Richard y Jacki con Gustavo Delgado de Uprise en el medio.
Richard and Jacki with Gustavo Delgado from Uprise in the middle.

What we learned in Valdivia

  • When you hit a lucky instance where the conference where you are going happens to center on the mission of your company, you realize the tremendous value of networking there and the synergy associated with it. A lot of great, interesting people all concentrated in one area.
  • According to the talk the leading director of COFRO, the Chilean government agency whose mission is boosting productivity and innovation, Chilean productivity needs to increase… and remote work might just be the solution!

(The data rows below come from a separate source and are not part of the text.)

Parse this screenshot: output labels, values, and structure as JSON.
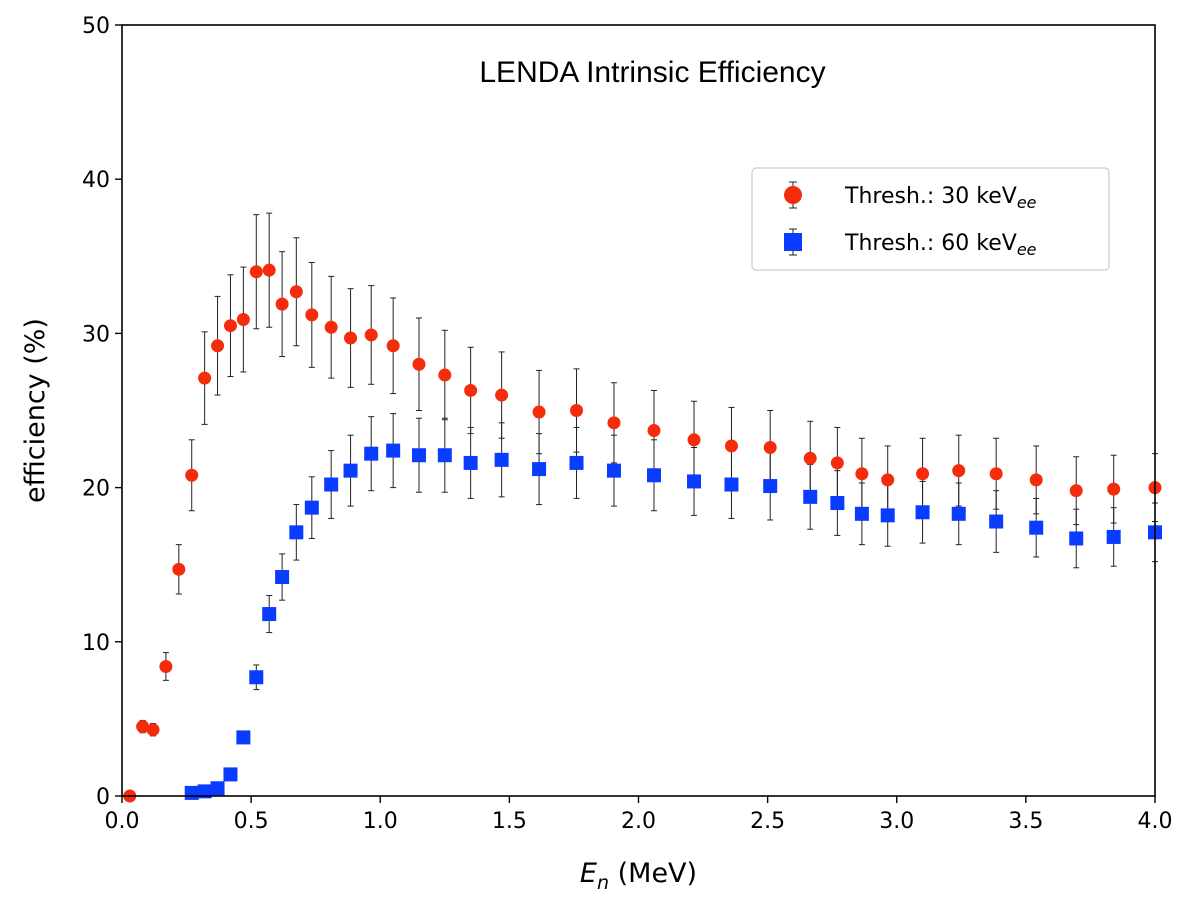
{
  "chart_data": {
    "type": "scatter",
    "title": "LENDA Intrinsic Efficiency",
    "xlabel_symbol": "E",
    "xlabel_sub": "n",
    "xlabel_unit": " (MeV)",
    "ylabel": "efficiency (%)",
    "xlim": [
      0,
      4
    ],
    "ylim": [
      0,
      50
    ],
    "xticks": [
      0.0,
      0.5,
      1.0,
      1.5,
      2.0,
      2.5,
      3.0,
      3.5,
      4.0
    ],
    "xtick_labels": [
      "0.0",
      "0.5",
      "1.0",
      "1.5",
      "2.0",
      "2.5",
      "3.0",
      "3.5",
      "4.0"
    ],
    "yticks": [
      0,
      10,
      20,
      30,
      40,
      50
    ],
    "ytick_labels": [
      "0",
      "10",
      "20",
      "30",
      "40",
      "50"
    ],
    "legend_position": "upper-right",
    "series": [
      {
        "name": "Thresh.: 30 keV",
        "name_sub": "ee",
        "color": "#f42c0c",
        "marker": "circle",
        "x": [
          0.03,
          0.08,
          0.12,
          0.17,
          0.22,
          0.27,
          0.32,
          0.37,
          0.42,
          0.47,
          0.52,
          0.57,
          0.62,
          0.675,
          0.735,
          0.81,
          0.885,
          0.965,
          1.05,
          1.15,
          1.25,
          1.35,
          1.47,
          1.615,
          1.76,
          1.905,
          2.06,
          2.215,
          2.36,
          2.51,
          2.665,
          2.77,
          2.865,
          2.965,
          3.1,
          3.24,
          3.385,
          3.54,
          3.695,
          3.84,
          4.0
        ],
        "y": [
          0.0,
          4.5,
          4.3,
          8.4,
          14.7,
          20.8,
          27.1,
          29.2,
          30.5,
          30.9,
          34.0,
          34.1,
          31.9,
          32.7,
          31.2,
          30.4,
          29.7,
          29.9,
          29.2,
          28.0,
          27.3,
          26.3,
          26.0,
          24.9,
          25.0,
          24.2,
          23.7,
          23.1,
          22.7,
          22.6,
          21.9,
          21.6,
          20.9,
          20.5,
          20.9,
          21.1,
          20.9,
          20.5,
          19.8,
          19.9,
          20.0
        ],
        "yerr": [
          0.0,
          0.4,
          0.4,
          0.9,
          1.6,
          2.3,
          3.0,
          3.2,
          3.3,
          3.4,
          3.7,
          3.7,
          3.4,
          3.5,
          3.4,
          3.3,
          3.2,
          3.2,
          3.1,
          3.0,
          2.9,
          2.8,
          2.8,
          2.7,
          2.7,
          2.6,
          2.6,
          2.5,
          2.5,
          2.4,
          2.4,
          2.3,
          2.3,
          2.2,
          2.3,
          2.3,
          2.3,
          2.2,
          2.2,
          2.2,
          2.2
        ]
      },
      {
        "name": "Thresh.: 60 keV",
        "name_sub": "ee",
        "color": "#0a3cff",
        "marker": "square",
        "x": [
          0.27,
          0.32,
          0.37,
          0.42,
          0.47,
          0.52,
          0.57,
          0.62,
          0.675,
          0.735,
          0.81,
          0.885,
          0.965,
          1.05,
          1.15,
          1.25,
          1.35,
          1.47,
          1.615,
          1.76,
          1.905,
          2.06,
          2.215,
          2.36,
          2.51,
          2.665,
          2.77,
          2.865,
          2.965,
          3.1,
          3.24,
          3.385,
          3.54,
          3.695,
          3.84,
          4.0
        ],
        "y": [
          0.2,
          0.3,
          0.5,
          1.4,
          3.8,
          7.7,
          11.8,
          14.2,
          17.1,
          18.7,
          20.2,
          21.1,
          22.2,
          22.4,
          22.1,
          22.1,
          21.6,
          21.8,
          21.2,
          21.6,
          21.1,
          20.8,
          20.4,
          20.2,
          20.1,
          19.4,
          19.0,
          18.3,
          18.2,
          18.4,
          18.3,
          17.8,
          17.4,
          16.7,
          16.8,
          17.1
        ],
        "yerr": [
          0.0,
          0.0,
          0.1,
          0.2,
          0.4,
          0.8,
          1.2,
          1.5,
          1.8,
          2.0,
          2.2,
          2.3,
          2.4,
          2.4,
          2.4,
          2.4,
          2.3,
          2.4,
          2.3,
          2.3,
          2.3,
          2.3,
          2.2,
          2.2,
          2.2,
          2.1,
          2.1,
          2.0,
          2.0,
          2.0,
          2.0,
          2.0,
          1.9,
          1.9,
          1.9,
          1.9
        ]
      }
    ]
  }
}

  • When audiences get to participate, they enjoy and learn more. We learned this during our talks and did everything we could to make them a more active, less passive experience—if people laugh and participate, any stage frights or fear of public speaking tends to melt away and encourages a stronger sense of community too.
  • Opportunities come in the least expected of places. We have great news coming for these next few weeks and being in Valdivia was the best way to begin a new adventure that awaits us.
  • There is nothing like a great host and event organizer, with all the backstage work that entails.  Felipe Peña did a stellar job doing all of this with the event and he has already written about the good and bad that he learned doing this.
  • We have a lot to think about for the next time we plan to transmit live video of our talks so that we can prepare accordingly. A lot of folks commented that they would have loved to see our slides, and they are right—we are very excited to provide a much better experience next time.
  • There is a lot of interest in the future work developments and remote work in Valdivia, but a lot of people still have doubts about it or are not sure where to find it. A lot of young talent is starting to become aware of the possibilities for work they have ahead of them, and it was very fulfilling being able to guide the ones who wanted to talk with us. We have the confidence that they will reach very far.